For openCL kernel which runs on PC to acheive optimal performance on a quad core machine, it would be using a global_work_size of 4 with local_work_size of 1 and have a vectorized for-loop inside the kernel. Each of the four launched kernels would be processing one quorter of the array(s) within each thread.

I run same some comparisons for the c = a + b kernel. Intel C++ compiler with threading still runs this code about 5x faster than current Open CL. Specifically, the kernel internal for-loops like:

__kernel void test(.... )
{
....
for (i = 0; i < Len; i++)
{
c = a + b;
}
}

are not vectorized, which is the main reason for this. If this for-loops are left out and global_work_size is increased, there is function call overhead for the kernel. (which basically defeats SSE) and the expected 5x slow down is demonstrated as expected.

Are there any plans for Intels OpenCL driver to vectorize kernel internal for-loops?
(which would bring the code speed on-par with C++).

Thanks!
Atmapuri

Sion_B_Intel · ‎05-21-2011

Hi,
Thanks for your comments.
Currently, the OpenCL compiler Vectorizes only the "outer" loop, as in bringing together several work-items.
Therefore, to gain SSE utilization, youcan increase the amount of work-items per each work-group (Vectorization happens inside a workgroup).

As for future plans, we are considering several optimization possibilities. We will take your request into account.

Thank you,
Sion

janez-makovsek · ‎05-22-2011

Hi!

I tried using the outer loop vectorization first. (Without specifying local_work_size) and the speed was about 8x slower than OpenMP C++. You mention in your documentation that it is best to leave local_work_size undefined. Notice also that inner for-loop which as you say does not use vectorization runs only 5x slower than OpenMP C++.

The non-vectorized inner loop therefore seems to run faster than the outer vectorized one. (but both of which are much slower than what could be appreciated).

Thanks!
Atmapuri

Maxim_S_Intel · ‎05-22-2011

it would be using a global_work_size of 4

Hi, probably here you see issue with threading, not with code generation or vectorization. Having just 4 work-items in the whole NDRange (thus4 work-groups)reduces the efficiency of parallelization, since it is better to have number ofwork-goups being a way larger than number of logical cores. THis would allow efficient load-balancing, task-stealing etc. In contrast with just 4 work-items in the NDRange it is even not guarantee that all available threads will be used.
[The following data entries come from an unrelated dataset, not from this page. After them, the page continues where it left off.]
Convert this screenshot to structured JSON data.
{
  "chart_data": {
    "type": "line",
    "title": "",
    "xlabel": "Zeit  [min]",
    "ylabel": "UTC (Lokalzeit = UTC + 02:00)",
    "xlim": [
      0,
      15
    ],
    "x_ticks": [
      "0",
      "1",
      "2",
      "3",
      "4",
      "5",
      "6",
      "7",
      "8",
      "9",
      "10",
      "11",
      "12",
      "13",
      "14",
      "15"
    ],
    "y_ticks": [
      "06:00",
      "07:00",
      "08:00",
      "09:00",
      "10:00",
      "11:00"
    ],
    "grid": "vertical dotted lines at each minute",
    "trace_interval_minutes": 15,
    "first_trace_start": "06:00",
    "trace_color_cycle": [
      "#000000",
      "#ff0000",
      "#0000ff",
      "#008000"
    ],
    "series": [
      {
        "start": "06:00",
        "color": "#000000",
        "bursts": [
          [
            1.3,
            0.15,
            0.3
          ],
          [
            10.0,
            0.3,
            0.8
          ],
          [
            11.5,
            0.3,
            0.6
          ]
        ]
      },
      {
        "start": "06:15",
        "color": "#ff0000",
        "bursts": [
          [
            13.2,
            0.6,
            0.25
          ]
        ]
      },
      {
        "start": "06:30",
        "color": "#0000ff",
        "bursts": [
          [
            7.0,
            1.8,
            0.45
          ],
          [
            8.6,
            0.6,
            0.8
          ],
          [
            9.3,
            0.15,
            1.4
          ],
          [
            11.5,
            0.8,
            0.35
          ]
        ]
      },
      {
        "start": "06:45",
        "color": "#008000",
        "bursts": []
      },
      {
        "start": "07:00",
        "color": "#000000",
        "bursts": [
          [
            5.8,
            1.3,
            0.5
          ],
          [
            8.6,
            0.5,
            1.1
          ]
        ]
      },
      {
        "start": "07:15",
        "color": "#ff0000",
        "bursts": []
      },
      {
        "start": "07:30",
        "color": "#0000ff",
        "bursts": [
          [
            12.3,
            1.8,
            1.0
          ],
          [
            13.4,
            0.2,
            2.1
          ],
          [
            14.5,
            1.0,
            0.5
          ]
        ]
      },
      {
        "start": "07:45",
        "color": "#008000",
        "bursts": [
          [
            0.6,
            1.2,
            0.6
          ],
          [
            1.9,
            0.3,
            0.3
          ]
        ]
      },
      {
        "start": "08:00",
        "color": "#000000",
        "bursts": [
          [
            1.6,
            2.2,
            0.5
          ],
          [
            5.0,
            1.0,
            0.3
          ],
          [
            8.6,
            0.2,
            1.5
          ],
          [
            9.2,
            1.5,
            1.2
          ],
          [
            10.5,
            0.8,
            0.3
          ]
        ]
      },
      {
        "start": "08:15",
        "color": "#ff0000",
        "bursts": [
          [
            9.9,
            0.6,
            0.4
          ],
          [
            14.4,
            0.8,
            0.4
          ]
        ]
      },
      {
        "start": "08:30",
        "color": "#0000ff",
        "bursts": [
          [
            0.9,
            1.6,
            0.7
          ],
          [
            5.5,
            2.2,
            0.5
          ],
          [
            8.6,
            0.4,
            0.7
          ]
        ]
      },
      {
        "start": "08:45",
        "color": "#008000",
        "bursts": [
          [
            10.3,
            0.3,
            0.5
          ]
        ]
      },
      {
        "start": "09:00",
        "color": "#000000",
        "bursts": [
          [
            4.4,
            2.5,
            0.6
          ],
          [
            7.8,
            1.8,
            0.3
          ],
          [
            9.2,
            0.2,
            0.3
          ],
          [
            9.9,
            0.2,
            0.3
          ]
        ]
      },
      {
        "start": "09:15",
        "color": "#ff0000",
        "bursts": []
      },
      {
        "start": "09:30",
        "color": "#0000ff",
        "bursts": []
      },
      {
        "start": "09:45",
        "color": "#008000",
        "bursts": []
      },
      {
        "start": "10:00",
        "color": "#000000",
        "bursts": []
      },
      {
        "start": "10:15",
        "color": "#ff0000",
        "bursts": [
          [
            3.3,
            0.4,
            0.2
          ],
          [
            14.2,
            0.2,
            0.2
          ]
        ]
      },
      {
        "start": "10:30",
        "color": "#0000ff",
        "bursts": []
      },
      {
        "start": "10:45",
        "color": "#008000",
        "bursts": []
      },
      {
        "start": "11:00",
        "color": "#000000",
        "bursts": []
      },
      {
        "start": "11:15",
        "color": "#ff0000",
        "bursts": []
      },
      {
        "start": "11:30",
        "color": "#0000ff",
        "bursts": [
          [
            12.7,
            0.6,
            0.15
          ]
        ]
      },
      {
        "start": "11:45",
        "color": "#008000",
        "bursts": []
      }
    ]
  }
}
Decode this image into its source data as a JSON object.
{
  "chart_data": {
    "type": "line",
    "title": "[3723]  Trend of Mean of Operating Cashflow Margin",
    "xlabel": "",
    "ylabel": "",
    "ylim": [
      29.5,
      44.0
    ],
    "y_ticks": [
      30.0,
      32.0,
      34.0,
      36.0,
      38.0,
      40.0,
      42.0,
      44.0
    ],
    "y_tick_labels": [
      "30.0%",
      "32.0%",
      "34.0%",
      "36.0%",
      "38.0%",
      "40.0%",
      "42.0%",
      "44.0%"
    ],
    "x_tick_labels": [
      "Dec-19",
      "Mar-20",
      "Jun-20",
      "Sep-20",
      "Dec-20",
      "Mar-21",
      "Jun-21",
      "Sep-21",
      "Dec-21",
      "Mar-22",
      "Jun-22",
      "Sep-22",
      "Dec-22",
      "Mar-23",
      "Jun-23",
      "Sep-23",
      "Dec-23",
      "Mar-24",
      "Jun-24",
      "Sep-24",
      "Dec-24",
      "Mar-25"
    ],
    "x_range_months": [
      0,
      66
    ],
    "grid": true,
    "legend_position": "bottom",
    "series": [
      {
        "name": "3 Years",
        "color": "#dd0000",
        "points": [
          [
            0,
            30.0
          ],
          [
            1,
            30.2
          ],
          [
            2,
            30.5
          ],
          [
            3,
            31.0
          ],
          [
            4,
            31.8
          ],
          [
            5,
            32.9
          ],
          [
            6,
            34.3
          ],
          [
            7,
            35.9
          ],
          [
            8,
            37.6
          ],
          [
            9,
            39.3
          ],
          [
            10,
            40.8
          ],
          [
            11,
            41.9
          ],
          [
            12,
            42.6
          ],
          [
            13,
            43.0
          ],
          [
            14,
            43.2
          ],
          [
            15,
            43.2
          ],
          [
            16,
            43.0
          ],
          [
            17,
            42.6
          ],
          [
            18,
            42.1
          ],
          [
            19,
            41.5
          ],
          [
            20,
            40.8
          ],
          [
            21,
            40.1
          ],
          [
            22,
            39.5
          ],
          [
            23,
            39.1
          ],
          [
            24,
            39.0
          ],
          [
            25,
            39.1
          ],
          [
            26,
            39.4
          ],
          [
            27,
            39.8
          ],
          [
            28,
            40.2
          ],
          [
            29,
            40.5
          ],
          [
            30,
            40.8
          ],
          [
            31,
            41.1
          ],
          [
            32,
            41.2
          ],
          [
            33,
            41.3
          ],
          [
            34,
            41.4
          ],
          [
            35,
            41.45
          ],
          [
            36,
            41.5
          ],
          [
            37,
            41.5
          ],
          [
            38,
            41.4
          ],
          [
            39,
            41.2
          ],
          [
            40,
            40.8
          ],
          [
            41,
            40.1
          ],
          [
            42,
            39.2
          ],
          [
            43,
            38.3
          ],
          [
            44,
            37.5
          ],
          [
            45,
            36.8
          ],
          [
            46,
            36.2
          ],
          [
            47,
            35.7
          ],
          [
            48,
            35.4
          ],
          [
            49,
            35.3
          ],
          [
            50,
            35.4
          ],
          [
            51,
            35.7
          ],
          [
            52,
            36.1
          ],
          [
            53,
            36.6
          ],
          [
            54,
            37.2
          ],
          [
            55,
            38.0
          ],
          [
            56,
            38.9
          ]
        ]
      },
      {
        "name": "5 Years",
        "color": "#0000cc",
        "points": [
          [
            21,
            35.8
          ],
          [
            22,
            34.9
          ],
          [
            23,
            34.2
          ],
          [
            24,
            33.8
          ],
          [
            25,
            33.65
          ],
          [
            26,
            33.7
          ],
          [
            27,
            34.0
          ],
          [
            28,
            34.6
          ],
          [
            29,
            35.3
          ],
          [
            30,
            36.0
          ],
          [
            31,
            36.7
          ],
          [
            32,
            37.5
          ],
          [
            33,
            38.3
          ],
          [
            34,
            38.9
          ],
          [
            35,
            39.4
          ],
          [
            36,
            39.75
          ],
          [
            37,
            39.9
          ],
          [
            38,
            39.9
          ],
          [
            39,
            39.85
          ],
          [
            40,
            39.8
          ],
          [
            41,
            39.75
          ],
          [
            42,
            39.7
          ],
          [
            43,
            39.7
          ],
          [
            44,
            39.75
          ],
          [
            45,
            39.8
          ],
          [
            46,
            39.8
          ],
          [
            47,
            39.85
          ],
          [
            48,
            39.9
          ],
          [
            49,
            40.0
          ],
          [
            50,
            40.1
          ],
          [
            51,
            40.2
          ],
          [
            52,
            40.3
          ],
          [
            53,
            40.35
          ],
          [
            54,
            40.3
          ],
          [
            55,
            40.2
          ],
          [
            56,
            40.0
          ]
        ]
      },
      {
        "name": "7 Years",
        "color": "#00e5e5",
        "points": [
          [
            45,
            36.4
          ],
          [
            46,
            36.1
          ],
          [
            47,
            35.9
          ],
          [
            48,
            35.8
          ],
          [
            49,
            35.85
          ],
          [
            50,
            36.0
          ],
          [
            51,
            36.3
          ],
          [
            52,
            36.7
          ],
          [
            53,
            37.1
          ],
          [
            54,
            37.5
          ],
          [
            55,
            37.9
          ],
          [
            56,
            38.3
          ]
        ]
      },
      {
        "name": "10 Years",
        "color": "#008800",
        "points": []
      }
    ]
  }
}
I would advice to try having ~1024 work-items in the NDRange, togeher with using NULL for local size, this will give you about 16-32 work-groups that should be ok for 4-cores CPU.

janez-makovsek · ‎05-23-2011

Thanks! I have tried various global and local work sizes before posting and noticed no major difference in run times. (maybe by 20%, while testing reasonable local_work_size sizes) Fastest run was not with NULL for local_work_size though. (Using Core i7 860).

>Having just 4 work-items in the whole NDRange

If each item does a considerable amount of work within kernels internal for-loop that I believe is not an issue. I am assuming that Intel still recommends not to launch more threads working with FPU (SSE) math than there are cores for highest efficiency and speed. (in general) Even with Hyper threading that would still result only in 8 threads for a 4 core machine.

> probably here you see issue with threading

That I agree with. I did some more tests and can confirm that code generation for the outer loop is actually fairly efficient. The bottleneck is the clSetKernelArg, which on competing platforms (AMD CPU or AMD GPU) takes between 1us and 2us and with Intels current drivers it takes between 20us to 300us (all measured for 8 calls).